Jacob Grimm e le identità multiple che si intrecciano nella letteratura
SAGGI «La saga di Polifemo. L’archetipo del ciclope», per Bollati Boringhieri
SAGGI «La saga di Polifemo. L’archetipo del ciclope», per Bollati Boringhieri
Finalmente edito in italiano grazie alla traduzione e alla curatela dell’estetico Francesco Valagussa, questo breve saggio di Jacob Grimm (1785-1863) mostra come l’epopea di Polifemo sia antica ed estremamente diffusa nell’ambito della letteratura universale.
DAL MOMENTO che se ne trovano tracce, per esempio, tra gli estoni, i persiani, i tatari, i careliani, i rumeno-transilvani, sulle montagne norvegesi, in una raccolta di fiabe serbe, persino in alcuni racconti popolari finlandesi e anche in Germania.
Nel suo scritto intitolato La saga di Polifemo. L’archetipo del ciclope (Bollati Boringhieri, pp. 109, euro 12), il filologo e narratore romantico che è stato autore, insieme al fratello Wilhelm Karl, delle celebri Fiabe nonché del fondamentale Dizionario tedesco, rintraccia ed esamina una decina di varianti di tale archetipo provenienti dai contesti letterari più diversi. Egli prova inoltre a decifrare i vari significati racchiusi nella leggenda cercando, da ultimo, di ipotizzare l’esistenza di alcune linee di derivazione.
Riguardo però alle numerose versioni della leggenda prese in considerazione, Grimm osserva: «Ognuna si basa su un proprio motivo e su un terreno che viene limitato o ampliato in una sua maniera peculiare: in nessuna di esse si trovano segni di imitazione, tanto meno di trasmissione. Prese tutte insieme, ci fanno soltanto presagire il contenuto completo o la profondità della fonte originale, che a noi risulta inaccessibile».
POSSIAMO COGLIERNE dunque soltanto i figli, le infinite interpretazioni che altro non sono se non il modo in cui le varie epoche e le differenti discipline si specchiano nel mito stesso. Un mito, sottolinea Valagussa, che dovremmo abituarci a leggere come un tessuto all’apparenza integro ma, in realtà, «pieno di strappi rattoppati, cuciture, rammendi che si sovrappongono a orditi preesistenti».
Alla ricerca di un fulcro, di una Urzelle o cellula primordiale, Grimm intuisce sorprendentemente come l’Odissea non costituisca il principio della saga ma ne sia al contrario uno dei punti di arrivo.
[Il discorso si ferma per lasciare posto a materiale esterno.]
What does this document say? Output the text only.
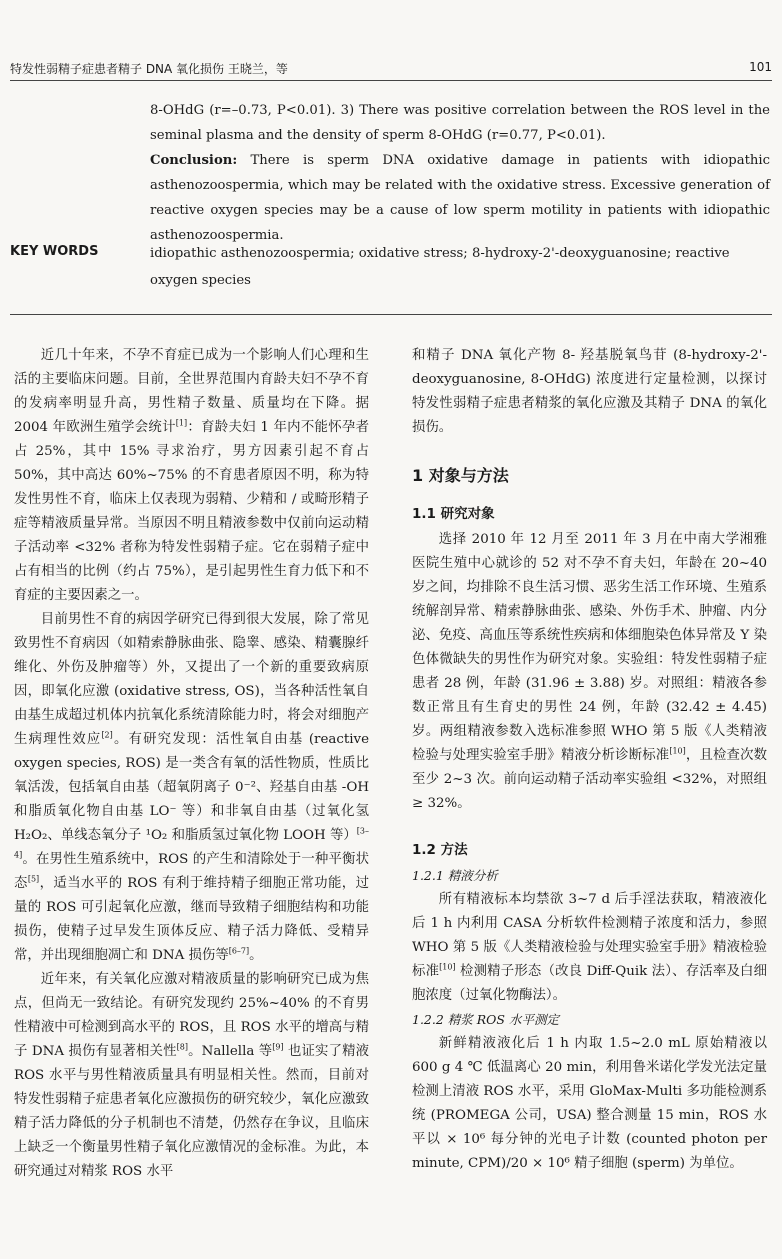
特发性弱精子症患者精子 DNA 氧化损伤 王晓兰，等	101

8-OHdG (r=–0.73, P<0.01). 3) There was positive correlation between the ROS level in the seminal plasma and the density of sperm 8-OHdG (r=0.77, P<0.01).

Conclusion: There is sperm DNA oxidative damage in patients with idiopathic asthenozoospermia, which may be related with the oxidative stress. Excessive generation of reactive oxygen species may be a cause of low sperm motility in patients with idiopathic asthenozoospermia.

KEY WORDS	idiopathic asthenozoospermia; oxidative stress; 8-hydroxy-2'-deoxyguanosine; reactive oxygen species

近几十年来，不孕不育症已成为一个影响人们心理和生活的主要临床问题。目前，全世界范围内育龄夫妇不孕不育的发病率明显升高，男性精子数量、质量均在下降。据 2004 年欧洲生殖学会统计[1]：育龄夫妇 1 年内不能怀孕者占 25%，其中 15% 寻求治疗，男方因素引起不育占 50%，其中高达 60%~75% 的不育患者原因不明，称为特发性男性不育，临床上仅表现为弱精、少精和 / 或畸形精子症等精液质量异常。当原因不明且精液参数中仅前向运动精子活动率 <32% 者称为特发性弱精子症。它在弱精子症中占有相当的比例（约占 75%），是引起男性生育力低下和不育症的主要因素之一。

目前男性不育的病因学研究已得到很大发展，除了常见致男性不育病因（如精索静脉曲张、隐睾、感染、精囊腺纤维化、外伤及肿瘤等）外，又提出了一个新的重要致病原因，即氧化应激 (oxidative stress, OS)，当各种活性氧自由基生成超过机体内抗氧化系统清除能力时，将会对细胞产生病理性效应[2]。有研究发现：活性氧自由基 (reactive oxygen species, ROS) 是一类含有氧的活性物质，性质比氧活泼，包括氧自由基（超氧阴离子 0⁻²、羟基自由基 -OH 和脂质氧化物自由基 LO⁻ 等）和非氧自由基（过氧化氢 H₂O₂、单线态氧分子 ¹O₂ 和脂质氢过氧化物 LOOH 等）[3–4]。在男性生殖系统中，ROS 的产生和清除处于一种平衡状态[5]，适当水平的 ROS 有利于维持精子细胞正常功能，过量的 ROS 可引起氧化应激，继而导致精子细胞结构和功能损伤，使精子过早发生顶体反应、精子活力降低、受精异常，并出现细胞凋亡和 DNA 损伤等[6–7]。

近年来，有关氧化应激对精液质量的影响研究已成为焦点，但尚无一致结论。有研究发现约 25%~40% 的不育男性精液中可检测到高水平的 ROS，且 ROS 水平的增高与精子 DNA 损伤有显著相关性[8]。Nallella 等[9] 也证实了精液 ROS 水平与男性精液质量具有明显相关性。然而，目前对特发性弱精子症患者氧化应激损伤的研究较少，氧化应激致精子活力降低的分子机制也不清楚，仍然存在争议，且临床上缺乏一个衡量男性精子氧化应激情况的金标准。为此，本研究通过对精浆 ROS 水平

和精子 DNA 氧化产物 8- 羟基脱氧鸟苷 (8-hydroxy-2'-deoxyguanosine, 8-OHdG) 浓度进行定量检测，以探讨特发性弱精子症患者精浆的氧化应激及其精子 DNA 的氧化损伤。

1 对象与方法
1.1 研究对象

选择 2010 年 12 月至 2011 年 3 月在中南大学湘雅医院生殖中心就诊的 52 对不孕不育夫妇，年龄在 20~40 岁之间，均排除不良生活习惯、恶劣生活工作环境、生殖系统解剖异常、精索静脉曲张、感染、外伤手术、肿瘤、内分泌、免疫、高血压等系统性疾病和体细胞染色体异常及 Y 染色体微缺失的男性作为研究对象。实验组：特发性弱精子症患者 28 例，年龄 (31.96 ± 3.88) 岁。对照组：精液各参数正常且有生育史的男性 24 例，年龄 (32.42 ± 4.45) 岁。两组精液参数入选标准参照 WHO 第 5 版《人类精液检验与处理实验室手册》精液分析诊断标准[10]，且检查次数至少 2~3 次。前向运动精子活动率实验组 <32%，对照组 ≥ 32%。

1.2 方法
1.2.1 精液分析

所有精液标本均禁欲 3~7 d 后手淫法获取，精液液化后 1 h 内利用 CASA 分析软件检测精子浓度和活力，参照 WHO 第 5 版《人类精液检验与处理实验室手册》精液检验标准[10] 检测精子形态（改良 Diff-Quik 法）、存活率及白细胞浓度（过氧化物酶法）。

1.2.2 精浆 ROS 水平测定

新鲜精液液化后 1 h 内取 1.5~2.0 mL 原始精液以 600 g 4 ℃ 低温离心 20 min，利用鲁米诺化学发光法定量检测上清液 ROS 水平，采用 GloMax-Multi 多功能检测系统 (PROMEGA 公司，USA) 整合测量 15 min，ROS 水平以 × 10⁶ 每分钟的光电子计数 (counted photon per minute, CPM)/20 × 10⁶ 精子细胞 (sperm) 为单位。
Sono invece i canti mitici della preistoria a celebrare – a suo avviso – l’origine del mondo e i movimenti di forze potenti ma ostili: lo scontro, vale a dire, tra gli elementi del cielo e degli inferi, dell’estate e dell’inverno, del giorno e della notte che si rispecchiano nei conflitti etici tra benedizione e rovina, amore e odio, gioia e dolore.
VA INFINE MESSO IN RILIEVO come l’analisi condotta da uno spirito romantico quale egli è stato consenta al lettore di gettare lo sguardo su un panorama inatteso: non esiste cultura che non sia permeata, alimentata e nutrita quotidianamente da un generoso apporto di narrazioni, usanze e consuetudini appartenenti a tradizioni tra loro lontane.
La saga di Polifemo illustra insomma la ricchezza delle identità multiple che derivano dai concetti di cultura e nazione. Intrecciando etica, fiaba e immaginazione, lo studioso tedesco ci regala un’opera originale e stimolante, in bilico tra letteratura e filosofia, capace di individuare nessi all’apparenza remoti ma che presentano un fondamento comune malgrado l’inesorabile trascorrere del tempo, la diversa collocazione geografica, le configurazioni più diverse. Una leggenda che continua a mantenere nascosto il luogo della propria origine ma, per concludere con le parole di Grimm, «irrompe in cieli remoti, attraversa i secoli, scompare e riappare con forza immutata».